The policy package both facilitates deportation of failed asylum seekers and migrants’ access to the labor market.
Germany on Friday passed a controversial package of bills bringing major changes to the country’s asylum and immigration policy following a fierce debate in parliament.
The package included the so-called Geordnete-Rückkehr-Gesetz — or “Orderly Return Law” — which facilitates the deportation of failed asylum seekers and expands related powers of police and immigration authorities.
The new law’s aim, according to its draft version, is to “significantly increase” the proportion of successful deportations. Approximately half of the planned 188,000 deportations from Germany since 2015 failed or were not carried out, according to interior ministry data.
Yet the policy package also included measures to improve access to Germany’s labor market for skilled migrants. For instance, migrants without asylum status who arrived before last summer will be able to stay for the time being if they have a job and speak German. In addition, it scrapped previous rules that required German employers to prove that they found no German or other EU citizen to take the job in order to employ a skilled non-EU migrant.
The package was mired in controversy, in particular due to the deportation legislation, and prompted a fierce debate in parliament, underscoring the extent to which Germany’s political landscape remains divided over migration.
Ahead of Friday’s Bundestag debate, the Greens and the far-left Die Linke party had unsuccessfully tried to remove the vote on the legislative package, which they said infringed on asylum seekers’ rights and had been rushed through parliament, from the agenda.

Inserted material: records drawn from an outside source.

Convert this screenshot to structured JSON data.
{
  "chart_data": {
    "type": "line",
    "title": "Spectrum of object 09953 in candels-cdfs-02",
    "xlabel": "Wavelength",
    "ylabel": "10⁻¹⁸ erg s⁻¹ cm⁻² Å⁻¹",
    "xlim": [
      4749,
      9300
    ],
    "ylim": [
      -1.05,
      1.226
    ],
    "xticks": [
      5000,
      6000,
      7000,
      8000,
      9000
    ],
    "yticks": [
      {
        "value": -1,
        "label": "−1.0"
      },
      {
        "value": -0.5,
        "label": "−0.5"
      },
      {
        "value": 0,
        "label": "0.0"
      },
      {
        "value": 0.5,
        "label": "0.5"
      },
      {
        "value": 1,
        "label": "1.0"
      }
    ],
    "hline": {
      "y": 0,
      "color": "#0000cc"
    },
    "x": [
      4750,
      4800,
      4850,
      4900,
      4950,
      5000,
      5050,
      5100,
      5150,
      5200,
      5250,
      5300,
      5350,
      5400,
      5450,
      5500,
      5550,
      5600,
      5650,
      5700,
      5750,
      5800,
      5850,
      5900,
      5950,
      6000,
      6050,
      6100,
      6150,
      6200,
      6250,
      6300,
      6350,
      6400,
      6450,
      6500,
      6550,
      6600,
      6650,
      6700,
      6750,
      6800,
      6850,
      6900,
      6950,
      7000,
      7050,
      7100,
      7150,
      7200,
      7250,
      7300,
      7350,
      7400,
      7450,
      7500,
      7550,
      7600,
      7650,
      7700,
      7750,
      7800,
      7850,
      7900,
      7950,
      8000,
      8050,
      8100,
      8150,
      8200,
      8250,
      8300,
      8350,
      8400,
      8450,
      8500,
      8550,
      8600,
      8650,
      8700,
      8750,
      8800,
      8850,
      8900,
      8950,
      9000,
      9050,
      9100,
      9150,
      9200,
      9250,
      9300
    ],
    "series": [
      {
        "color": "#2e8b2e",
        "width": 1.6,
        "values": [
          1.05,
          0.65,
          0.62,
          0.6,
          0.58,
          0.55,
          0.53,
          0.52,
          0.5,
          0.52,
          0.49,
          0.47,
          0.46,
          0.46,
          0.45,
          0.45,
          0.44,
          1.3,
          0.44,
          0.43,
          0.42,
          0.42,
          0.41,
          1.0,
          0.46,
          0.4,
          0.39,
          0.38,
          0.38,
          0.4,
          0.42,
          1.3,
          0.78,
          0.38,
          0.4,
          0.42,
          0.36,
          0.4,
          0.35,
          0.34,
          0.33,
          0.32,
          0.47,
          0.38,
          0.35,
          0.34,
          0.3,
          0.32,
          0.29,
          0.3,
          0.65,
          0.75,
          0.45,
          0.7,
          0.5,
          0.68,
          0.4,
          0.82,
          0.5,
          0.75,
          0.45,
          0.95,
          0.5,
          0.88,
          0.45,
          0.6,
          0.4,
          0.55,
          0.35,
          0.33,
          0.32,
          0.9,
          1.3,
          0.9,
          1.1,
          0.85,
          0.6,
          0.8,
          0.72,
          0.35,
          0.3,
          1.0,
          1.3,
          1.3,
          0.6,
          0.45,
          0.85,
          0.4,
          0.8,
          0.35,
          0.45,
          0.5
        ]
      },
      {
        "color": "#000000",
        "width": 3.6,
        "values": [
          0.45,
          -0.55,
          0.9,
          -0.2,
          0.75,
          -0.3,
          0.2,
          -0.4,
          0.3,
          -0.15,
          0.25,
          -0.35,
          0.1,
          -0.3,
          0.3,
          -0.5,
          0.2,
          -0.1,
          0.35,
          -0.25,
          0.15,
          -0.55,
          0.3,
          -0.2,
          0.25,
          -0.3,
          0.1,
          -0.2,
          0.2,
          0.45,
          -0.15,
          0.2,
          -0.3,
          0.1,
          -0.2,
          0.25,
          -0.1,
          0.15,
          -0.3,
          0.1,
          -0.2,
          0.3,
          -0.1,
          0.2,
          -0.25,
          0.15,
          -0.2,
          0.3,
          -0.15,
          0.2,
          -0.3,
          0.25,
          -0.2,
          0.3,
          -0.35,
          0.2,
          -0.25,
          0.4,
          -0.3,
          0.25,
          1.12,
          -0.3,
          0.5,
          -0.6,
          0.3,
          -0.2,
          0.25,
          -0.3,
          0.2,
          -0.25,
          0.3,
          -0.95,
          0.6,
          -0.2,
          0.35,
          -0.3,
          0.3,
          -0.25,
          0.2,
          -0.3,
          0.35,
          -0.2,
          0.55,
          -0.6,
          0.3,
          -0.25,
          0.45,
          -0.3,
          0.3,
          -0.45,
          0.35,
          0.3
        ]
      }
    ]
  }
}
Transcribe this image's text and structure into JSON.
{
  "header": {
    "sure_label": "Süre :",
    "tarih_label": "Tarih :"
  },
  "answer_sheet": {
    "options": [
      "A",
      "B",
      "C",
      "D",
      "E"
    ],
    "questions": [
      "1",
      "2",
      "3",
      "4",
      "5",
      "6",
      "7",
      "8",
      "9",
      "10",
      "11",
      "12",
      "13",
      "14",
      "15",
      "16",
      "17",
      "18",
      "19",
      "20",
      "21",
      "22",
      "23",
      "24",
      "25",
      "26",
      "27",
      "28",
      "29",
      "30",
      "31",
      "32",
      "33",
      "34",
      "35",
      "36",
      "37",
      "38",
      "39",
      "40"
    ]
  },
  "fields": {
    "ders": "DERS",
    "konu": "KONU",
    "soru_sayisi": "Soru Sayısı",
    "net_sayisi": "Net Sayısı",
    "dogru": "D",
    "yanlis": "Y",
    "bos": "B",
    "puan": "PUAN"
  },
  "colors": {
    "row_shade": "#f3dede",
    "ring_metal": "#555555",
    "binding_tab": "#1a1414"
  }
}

Interior Minister Horst Seehofer from the Christian Social Union, the Bavarian sister party of Merkel’s Christian Democrats (CDU), insisted that the legislation was necessary to ensure failed asylum seekers would be deported.
“This is a turning point in our migration policy,” Seehofer said in the Bundestag, adding that in his eyes “this migration package creates a set of rules that respects humanity and order.” He also underlined that the importance of granting foreign skilled workers better access to Germany’s labor market.
The Greens’ Filiz Polat spoke of a “dark day for democracy” and also raised concerns that aspects of the law might not be compatible with Germany’s constitution.
Meanwhile, the far-right Alternative for Germany’s Gottfried Curio said that if so many deportations failed, “maybe we should protect the borders.”
In an op-ed in Germany’s Handelsblatt on Friday, former German Social Democrat (SPD) leader Sigmar Gabriel expressed support for a more “robust asylum policy.”
He encouraged his party, which has tumbled in the polls and found itself in the worst crisis of its post-war history, to look towards Denmark, where the Social Democrats won Wednesday’s general election after campaigning on a tougher immigration stance.
“Mette Frederiksen has shown that the Socialists can win elections if they stand for a clear policy,” Gabriel wrote. “The German comrades are far from it.”
The Social Democrats’ decline has raised questions over the viability of Germany’s ailing coalition government, in which the SPD are the junior partner to Merkel’s CDU. A recent poll found a majority of Germans favor calling a snap election.
But on Friday, the CDU’s Thorsten Frei said his party’s coalition with the SPD was not in crisis, adding that the migration package passing was the best “proof for the grand coalition’s ability to take action.”
The returns law passed by 372 to 159 votes, with 111 abstentions. The labor market access law passed by 369 to 257 votes.